The school announced last week it would leave the Big 12 by next summer if it could find another affiliation, and most reports indicate that will be the SEC.

It’s not the home Stallings prefers for his alma mater — he played under Bear Bryant at Texas A&M in 1954-1956 — but if another home needs to be found, the SEC is better than most alternatives.

“We’re both in the same part of the country. Our people are somewhat the same,” Stallings said. “Somebody from Texas and somebody from California, they have different beliefs on different things. ... I just think it’s a better fit for Texas A&M to be in the Southeastern Conference as opposed to being in the Pac-[12].”

Stallings, one of Bryant’s famed “Junction Boys” during his playing career, spent about 45 minutes addressing Touchdown Club members about stories of Bryant making he and his teammates practice after a loss to Texas Tech and how Bryant once talked him out of taking a coaching job at Kentucky.

He touched on Arkansas’ Sept. 24 matchup with Alabama — “It looks like Alabama is a little bit better of a football team,” he said — and its Oct. 1 game against Texas A&M in Arlington, Texas — “I saw A&M on television the other night, and they looked good to me.” — as well as what college football will look like in the future as realignment takes place.

“It’s going to eventually be four major conferences. There’s going to be about 20 teams in each conference,” he said. “They’re going to have a championship game. The winners of the championship games will have some little playoff. That will satisfy.”

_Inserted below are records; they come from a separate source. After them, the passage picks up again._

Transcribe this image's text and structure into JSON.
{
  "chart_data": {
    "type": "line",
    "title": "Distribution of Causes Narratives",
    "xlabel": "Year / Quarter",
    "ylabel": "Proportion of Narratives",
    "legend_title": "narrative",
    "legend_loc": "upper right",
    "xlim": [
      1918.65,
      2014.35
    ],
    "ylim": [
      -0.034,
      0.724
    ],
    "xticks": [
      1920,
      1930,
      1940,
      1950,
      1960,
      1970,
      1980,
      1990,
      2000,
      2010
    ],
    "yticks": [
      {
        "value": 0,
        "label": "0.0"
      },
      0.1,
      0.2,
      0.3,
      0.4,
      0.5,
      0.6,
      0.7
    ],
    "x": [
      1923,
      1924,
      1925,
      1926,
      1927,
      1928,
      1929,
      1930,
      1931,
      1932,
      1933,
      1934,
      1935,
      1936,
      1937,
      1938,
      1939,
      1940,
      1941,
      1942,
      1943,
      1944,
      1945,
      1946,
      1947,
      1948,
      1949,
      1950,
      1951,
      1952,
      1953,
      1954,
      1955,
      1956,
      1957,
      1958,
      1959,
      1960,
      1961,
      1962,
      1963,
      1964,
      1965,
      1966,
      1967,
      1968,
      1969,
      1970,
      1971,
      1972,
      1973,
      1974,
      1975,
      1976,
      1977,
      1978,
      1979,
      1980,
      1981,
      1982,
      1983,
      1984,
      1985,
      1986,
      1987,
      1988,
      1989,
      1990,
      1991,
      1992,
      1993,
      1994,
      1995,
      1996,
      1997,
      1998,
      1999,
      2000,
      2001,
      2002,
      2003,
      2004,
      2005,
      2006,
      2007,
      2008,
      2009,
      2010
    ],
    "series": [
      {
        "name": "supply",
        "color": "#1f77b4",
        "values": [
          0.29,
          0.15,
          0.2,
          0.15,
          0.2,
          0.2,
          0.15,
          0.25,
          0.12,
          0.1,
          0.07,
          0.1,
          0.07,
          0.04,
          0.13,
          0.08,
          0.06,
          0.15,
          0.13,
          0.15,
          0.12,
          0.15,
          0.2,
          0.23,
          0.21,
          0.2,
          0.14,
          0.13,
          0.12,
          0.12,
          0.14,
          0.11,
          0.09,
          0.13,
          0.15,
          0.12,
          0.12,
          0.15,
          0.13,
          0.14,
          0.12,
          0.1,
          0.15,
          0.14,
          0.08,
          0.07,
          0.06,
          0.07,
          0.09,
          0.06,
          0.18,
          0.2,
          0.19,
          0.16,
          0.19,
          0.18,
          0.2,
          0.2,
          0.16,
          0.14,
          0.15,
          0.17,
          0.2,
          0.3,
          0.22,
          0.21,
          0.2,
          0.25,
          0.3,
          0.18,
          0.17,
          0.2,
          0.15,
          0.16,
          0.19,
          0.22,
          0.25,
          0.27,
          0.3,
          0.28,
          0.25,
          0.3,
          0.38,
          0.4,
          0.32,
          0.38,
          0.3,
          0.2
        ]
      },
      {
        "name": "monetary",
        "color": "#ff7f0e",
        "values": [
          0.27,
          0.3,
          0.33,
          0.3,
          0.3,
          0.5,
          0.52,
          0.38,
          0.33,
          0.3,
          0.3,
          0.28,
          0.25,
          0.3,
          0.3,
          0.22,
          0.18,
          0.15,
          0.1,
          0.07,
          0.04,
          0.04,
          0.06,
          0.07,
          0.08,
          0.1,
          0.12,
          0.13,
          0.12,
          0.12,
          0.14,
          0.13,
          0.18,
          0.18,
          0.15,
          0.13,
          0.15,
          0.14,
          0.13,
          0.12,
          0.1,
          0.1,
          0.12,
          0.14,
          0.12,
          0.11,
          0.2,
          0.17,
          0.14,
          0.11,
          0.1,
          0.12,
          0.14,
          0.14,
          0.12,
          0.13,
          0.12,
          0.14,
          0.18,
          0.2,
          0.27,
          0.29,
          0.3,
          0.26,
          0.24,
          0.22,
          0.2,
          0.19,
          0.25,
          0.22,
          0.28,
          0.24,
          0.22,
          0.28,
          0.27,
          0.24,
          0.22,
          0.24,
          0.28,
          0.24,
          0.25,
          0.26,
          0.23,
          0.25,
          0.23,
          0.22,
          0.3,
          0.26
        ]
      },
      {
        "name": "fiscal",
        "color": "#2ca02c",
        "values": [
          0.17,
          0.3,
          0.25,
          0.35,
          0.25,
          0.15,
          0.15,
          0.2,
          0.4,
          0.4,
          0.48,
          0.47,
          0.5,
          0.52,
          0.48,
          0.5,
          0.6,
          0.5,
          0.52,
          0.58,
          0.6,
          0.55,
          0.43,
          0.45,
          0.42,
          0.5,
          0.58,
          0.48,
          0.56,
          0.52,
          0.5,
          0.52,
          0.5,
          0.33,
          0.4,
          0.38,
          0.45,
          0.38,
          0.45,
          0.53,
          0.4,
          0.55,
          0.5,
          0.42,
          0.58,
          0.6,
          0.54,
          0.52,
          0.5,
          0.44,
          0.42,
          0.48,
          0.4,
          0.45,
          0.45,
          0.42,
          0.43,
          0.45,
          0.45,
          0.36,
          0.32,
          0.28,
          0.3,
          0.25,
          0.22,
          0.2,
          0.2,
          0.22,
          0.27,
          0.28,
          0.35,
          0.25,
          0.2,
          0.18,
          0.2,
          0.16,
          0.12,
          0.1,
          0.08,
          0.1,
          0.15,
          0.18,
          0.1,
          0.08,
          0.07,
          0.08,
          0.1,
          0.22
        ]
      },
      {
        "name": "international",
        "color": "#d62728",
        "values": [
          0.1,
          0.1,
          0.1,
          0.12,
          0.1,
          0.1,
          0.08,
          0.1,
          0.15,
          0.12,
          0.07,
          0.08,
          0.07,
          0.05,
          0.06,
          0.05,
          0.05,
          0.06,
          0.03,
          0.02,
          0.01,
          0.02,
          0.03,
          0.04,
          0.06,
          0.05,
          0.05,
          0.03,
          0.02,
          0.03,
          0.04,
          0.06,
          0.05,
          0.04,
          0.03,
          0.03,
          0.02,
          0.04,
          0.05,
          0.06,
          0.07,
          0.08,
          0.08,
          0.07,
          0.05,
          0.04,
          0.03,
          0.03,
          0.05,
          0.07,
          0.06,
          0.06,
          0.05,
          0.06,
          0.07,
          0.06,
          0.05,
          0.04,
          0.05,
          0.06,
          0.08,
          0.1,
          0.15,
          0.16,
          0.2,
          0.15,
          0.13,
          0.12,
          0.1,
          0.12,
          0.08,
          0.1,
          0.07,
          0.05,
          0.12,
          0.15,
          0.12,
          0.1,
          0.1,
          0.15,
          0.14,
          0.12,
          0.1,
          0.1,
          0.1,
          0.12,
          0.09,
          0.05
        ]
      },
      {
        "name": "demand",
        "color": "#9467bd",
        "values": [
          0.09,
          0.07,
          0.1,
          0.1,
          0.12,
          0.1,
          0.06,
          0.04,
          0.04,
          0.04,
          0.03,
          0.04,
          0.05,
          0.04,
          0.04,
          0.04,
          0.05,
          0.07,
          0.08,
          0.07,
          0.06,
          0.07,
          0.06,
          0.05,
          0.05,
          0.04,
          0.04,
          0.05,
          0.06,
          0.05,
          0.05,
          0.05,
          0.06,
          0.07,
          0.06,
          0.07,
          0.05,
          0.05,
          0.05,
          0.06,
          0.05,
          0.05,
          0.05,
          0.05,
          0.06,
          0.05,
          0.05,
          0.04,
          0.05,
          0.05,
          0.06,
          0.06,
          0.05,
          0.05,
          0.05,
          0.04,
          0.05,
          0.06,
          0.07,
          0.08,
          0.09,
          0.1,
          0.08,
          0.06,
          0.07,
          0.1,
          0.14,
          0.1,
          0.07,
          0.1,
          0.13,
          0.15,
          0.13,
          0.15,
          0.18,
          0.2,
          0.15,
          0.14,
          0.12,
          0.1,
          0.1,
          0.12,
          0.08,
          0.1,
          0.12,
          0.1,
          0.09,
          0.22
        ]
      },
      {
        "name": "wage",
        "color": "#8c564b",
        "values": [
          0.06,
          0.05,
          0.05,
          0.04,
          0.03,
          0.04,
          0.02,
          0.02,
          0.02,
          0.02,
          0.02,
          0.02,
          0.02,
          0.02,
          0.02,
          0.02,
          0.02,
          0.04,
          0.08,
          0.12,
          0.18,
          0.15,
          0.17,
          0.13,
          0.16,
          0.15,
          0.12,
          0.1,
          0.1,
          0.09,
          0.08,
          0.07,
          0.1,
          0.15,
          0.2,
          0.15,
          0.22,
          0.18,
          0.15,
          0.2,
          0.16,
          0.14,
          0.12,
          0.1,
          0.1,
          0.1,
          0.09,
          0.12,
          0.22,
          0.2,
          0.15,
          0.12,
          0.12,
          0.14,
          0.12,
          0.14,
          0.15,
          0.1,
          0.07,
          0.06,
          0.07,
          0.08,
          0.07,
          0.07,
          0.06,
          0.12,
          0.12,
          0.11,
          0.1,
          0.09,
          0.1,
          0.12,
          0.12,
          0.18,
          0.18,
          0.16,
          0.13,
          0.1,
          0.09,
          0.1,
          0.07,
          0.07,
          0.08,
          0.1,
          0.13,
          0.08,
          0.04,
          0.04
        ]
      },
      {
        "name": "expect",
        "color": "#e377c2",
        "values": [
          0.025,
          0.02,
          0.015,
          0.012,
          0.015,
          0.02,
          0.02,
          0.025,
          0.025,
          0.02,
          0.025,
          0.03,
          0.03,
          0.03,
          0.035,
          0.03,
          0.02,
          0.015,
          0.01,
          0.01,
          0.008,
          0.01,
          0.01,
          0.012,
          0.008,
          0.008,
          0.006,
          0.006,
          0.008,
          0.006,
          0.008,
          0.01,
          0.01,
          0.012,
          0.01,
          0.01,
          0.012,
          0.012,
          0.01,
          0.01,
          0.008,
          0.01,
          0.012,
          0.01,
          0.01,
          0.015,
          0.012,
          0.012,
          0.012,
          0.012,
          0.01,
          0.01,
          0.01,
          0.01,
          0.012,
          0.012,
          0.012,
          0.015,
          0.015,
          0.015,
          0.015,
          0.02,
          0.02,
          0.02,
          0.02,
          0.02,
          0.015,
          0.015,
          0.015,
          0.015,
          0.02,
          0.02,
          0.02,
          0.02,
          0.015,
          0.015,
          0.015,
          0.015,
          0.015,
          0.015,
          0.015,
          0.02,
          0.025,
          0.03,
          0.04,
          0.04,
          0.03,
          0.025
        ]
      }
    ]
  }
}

After voting to stay put last summer, his term on its Board of Regents ended earlier this year. He said he wouldn’t advise Texas A&M of doing the same now, with Texas’ Longhorn Network, which was launched late last month, being one of the reasons.

“I could care less what the University of Texas does. They do what they want to do,” he said. “[But] now, all of a sudden, the playing field’s not level. ... There’s 24 hours a day of the University of Texas.